Павел смотрел на молодого парнишку в грязном х/б и стоптанных за первую неделю войны сапогах, слушал его речь и радовался, что теперь он не один и страшно ему было, что силы у них малые, а лютый враг, наверняка, только за эти полдня ушел на Восток больше чем  километров на десять. И он обнял вдруг Петра, прижал к груди, укололся о щетину. Едкий запах мужского пота резанул по носу. Сашка и Мишка тоже были помотаны голодом и пахли не лучше, но заросшие лица солдат улыбались, глаза блестели.
- Как старший по званию принимаю командование на себя, - подтянув свой ремень и партупею, сказал Павлел.
Солдаты тоже подтянули ремни и встали по стойке смирно, ожидая указаний.
- У меня есть компас и карта. Выйдем к своим. Обязательно выйдем. А сейчас, пока мы у ручья, попейте, помойтесь и постирайтесь. До условной линии фронта километров семьдесят, путь будет нелёгкий и неблизкий, - он умолк, -  И  обнял вдруг Петю, прижал его к груди, укололся о его щетину. Резкий запах мужского пота резанул по носу. Сашка и Мишка тоже были помотаны голодом и жаждой и пахли не лучше, их заросшие лица улыбались, глаза блестели. Все трое тоже были рады, что теперь с ними командир.

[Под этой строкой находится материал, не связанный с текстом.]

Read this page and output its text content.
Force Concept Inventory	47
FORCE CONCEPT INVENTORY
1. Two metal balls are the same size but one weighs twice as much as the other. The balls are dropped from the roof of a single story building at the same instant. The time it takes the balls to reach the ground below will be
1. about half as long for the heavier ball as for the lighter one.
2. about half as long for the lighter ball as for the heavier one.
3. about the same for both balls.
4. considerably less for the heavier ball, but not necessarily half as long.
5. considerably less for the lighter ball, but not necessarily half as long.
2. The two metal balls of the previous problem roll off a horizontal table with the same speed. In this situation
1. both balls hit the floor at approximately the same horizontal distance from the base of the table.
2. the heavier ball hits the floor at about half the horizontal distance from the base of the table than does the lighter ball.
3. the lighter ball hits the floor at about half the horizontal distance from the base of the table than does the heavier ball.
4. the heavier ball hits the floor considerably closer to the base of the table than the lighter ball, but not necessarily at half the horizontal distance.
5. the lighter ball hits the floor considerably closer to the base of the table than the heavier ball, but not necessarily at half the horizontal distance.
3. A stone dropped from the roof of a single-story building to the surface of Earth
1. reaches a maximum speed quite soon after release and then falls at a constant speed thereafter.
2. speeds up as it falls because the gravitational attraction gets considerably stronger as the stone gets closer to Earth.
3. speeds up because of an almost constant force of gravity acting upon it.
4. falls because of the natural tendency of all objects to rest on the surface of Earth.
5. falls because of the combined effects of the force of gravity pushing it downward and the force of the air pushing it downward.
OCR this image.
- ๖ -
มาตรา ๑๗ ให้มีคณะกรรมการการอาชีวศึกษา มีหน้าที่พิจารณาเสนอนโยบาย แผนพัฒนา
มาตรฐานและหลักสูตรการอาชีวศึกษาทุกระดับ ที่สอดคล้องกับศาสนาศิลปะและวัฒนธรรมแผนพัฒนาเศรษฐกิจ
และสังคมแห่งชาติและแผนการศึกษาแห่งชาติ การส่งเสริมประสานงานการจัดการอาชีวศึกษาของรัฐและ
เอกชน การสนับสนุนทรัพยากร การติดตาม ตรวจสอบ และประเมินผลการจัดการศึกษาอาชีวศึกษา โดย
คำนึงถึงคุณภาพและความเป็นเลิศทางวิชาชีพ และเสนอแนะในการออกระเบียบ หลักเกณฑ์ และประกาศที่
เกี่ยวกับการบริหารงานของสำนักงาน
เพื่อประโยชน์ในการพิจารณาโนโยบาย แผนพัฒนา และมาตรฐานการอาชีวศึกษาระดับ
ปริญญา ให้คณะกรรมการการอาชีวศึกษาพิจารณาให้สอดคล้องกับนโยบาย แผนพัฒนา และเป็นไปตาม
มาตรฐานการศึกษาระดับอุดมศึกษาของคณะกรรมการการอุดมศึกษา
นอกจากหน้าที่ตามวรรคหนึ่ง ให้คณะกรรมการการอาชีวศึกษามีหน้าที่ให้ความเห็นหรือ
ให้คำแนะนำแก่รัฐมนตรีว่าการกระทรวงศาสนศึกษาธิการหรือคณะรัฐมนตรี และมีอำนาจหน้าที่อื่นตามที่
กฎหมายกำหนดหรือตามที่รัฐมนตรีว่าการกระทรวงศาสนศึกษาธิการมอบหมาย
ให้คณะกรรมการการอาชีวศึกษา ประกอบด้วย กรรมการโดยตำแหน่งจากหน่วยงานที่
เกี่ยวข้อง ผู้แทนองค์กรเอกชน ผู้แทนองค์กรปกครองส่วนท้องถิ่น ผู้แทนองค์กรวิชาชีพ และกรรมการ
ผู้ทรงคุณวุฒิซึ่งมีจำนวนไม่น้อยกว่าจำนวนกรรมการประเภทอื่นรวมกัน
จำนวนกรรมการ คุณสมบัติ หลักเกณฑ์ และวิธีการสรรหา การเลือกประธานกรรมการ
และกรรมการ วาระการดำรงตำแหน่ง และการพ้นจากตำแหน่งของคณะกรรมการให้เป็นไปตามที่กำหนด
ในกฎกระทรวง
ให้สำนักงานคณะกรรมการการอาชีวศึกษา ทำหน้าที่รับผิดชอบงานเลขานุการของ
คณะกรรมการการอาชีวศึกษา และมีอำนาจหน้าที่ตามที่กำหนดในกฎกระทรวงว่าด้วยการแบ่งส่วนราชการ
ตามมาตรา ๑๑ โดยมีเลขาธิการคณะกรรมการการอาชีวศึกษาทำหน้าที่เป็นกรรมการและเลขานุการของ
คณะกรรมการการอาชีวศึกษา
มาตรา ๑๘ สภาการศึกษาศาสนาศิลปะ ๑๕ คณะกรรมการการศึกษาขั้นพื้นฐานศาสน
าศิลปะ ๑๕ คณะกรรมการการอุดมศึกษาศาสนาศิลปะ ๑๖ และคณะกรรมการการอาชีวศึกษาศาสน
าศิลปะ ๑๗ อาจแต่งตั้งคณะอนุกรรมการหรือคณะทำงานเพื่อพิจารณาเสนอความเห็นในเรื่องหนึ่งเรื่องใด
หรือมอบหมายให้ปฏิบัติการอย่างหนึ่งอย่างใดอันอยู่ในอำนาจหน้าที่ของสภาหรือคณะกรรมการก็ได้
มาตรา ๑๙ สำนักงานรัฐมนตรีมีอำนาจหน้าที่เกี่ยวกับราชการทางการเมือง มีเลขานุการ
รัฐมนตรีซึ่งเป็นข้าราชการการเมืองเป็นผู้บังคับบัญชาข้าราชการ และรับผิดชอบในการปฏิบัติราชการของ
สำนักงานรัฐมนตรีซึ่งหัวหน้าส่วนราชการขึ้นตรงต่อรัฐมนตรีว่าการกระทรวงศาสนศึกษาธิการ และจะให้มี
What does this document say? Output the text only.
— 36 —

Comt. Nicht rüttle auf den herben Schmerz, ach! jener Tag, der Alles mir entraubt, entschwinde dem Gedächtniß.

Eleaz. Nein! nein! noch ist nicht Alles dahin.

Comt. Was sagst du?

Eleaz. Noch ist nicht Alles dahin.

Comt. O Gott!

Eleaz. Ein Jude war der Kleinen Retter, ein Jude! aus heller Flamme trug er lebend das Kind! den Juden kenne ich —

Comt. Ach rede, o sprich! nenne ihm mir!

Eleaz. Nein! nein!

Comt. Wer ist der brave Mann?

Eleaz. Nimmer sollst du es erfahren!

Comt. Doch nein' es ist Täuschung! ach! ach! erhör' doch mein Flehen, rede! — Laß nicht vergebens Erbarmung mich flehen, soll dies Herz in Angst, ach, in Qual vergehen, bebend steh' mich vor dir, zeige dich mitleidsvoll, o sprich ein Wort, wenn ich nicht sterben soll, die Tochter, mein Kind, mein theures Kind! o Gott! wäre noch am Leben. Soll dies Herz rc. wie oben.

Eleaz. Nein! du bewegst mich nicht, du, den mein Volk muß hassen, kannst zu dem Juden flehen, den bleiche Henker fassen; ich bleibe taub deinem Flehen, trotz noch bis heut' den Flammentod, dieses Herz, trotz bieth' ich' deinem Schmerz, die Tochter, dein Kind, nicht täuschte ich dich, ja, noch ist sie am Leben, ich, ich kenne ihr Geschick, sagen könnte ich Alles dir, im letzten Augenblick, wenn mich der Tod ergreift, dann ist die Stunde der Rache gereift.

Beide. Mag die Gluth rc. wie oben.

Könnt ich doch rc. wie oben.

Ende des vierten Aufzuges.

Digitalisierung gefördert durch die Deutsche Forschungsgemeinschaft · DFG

Солдаты всё ещё стояли не шевелясь.
- Выполнять команду! – громко проговорил Павел. Бойцы быстро стали раздеваться, затем как дети плескались в ручье, стирали свою амуницию. Павел тоже разделся. Теперь свою офицерскую форму снял и аккуратно сложил под деревом и засыпал её хвоей и листьями. Портянки и лётный комбинезон постирал и развесил сушиться на солнышке. Пересмотрел свои документы. Петлицы, снятые с гимнастёрки, прикрепил к  комбинезону, Орден Боевого Красного Знамени прикрутил на грудь.
- Жалко форму, но в такую жару она мешать будет.
Он ещё раз посмотрел на одежду солдат: у Петра форма и гимнастёрка и галифе не новые, но  целые, А у Мишки рукав почти оторван у гимнастёрки, на груди дыра, у Сашки наоборот, галифе разорваны на обоих коленях и в крови, не отстиравшейся и в ручье. Голые солдаты сидели в тени, отгоняя гнус веточками, ждали пока одежда высохнет. Паша подошел к дереву окопал свою форму:
- Сашка и мишка ко мне, - улыбаясь скомандовал он. Голые бойцы, прикрывая стыдные местами, подошли.
- Вот это тебе, а это тебе,- раздал им одежду, - одевайтесь, в мокром будет легче идти.
Через минуту вновь созданное подразделение Красной Армии, двинулось на Восток в колону по одному. Спустя час ходу, Павел заметил среди  берез лошадь и, подняв руку вверх, он дал команду отряду  и все залегли на землю и стали вглядываться в сторону лошади.  Он приготовил свой ТТ к бою.
- Вон там ещё, - прошептал рядом Петька, указывая вправо. Действительно там тоже среди деревьев стояла лошадь и щипала траву, сверху на неё сидел солдат, в форме РККА, а в глубине леса ещё и ещё. Павел поднялся и направился к ним:
- Кто такие и откуда здесь? – строго спросил он. Хотя было ясно итак, кто такие и откуда.
Навстречу ему, спрыгнув с лошади, уже бежал боец  с петлицами старшины.
- Остатки в/ч 13343, кавалерийского полка, двадцать человек с лошадями и без, Скрываемся или отступаем. Я старшина Волков,- он вытянулся по стойке смирно перед старшим по званию,- Мы уже третьи сутки в лесу, дороги не знаем, идём куда ведут лошади, Они – то знают  лучше людей дорогу домой. Только где он теперь дом?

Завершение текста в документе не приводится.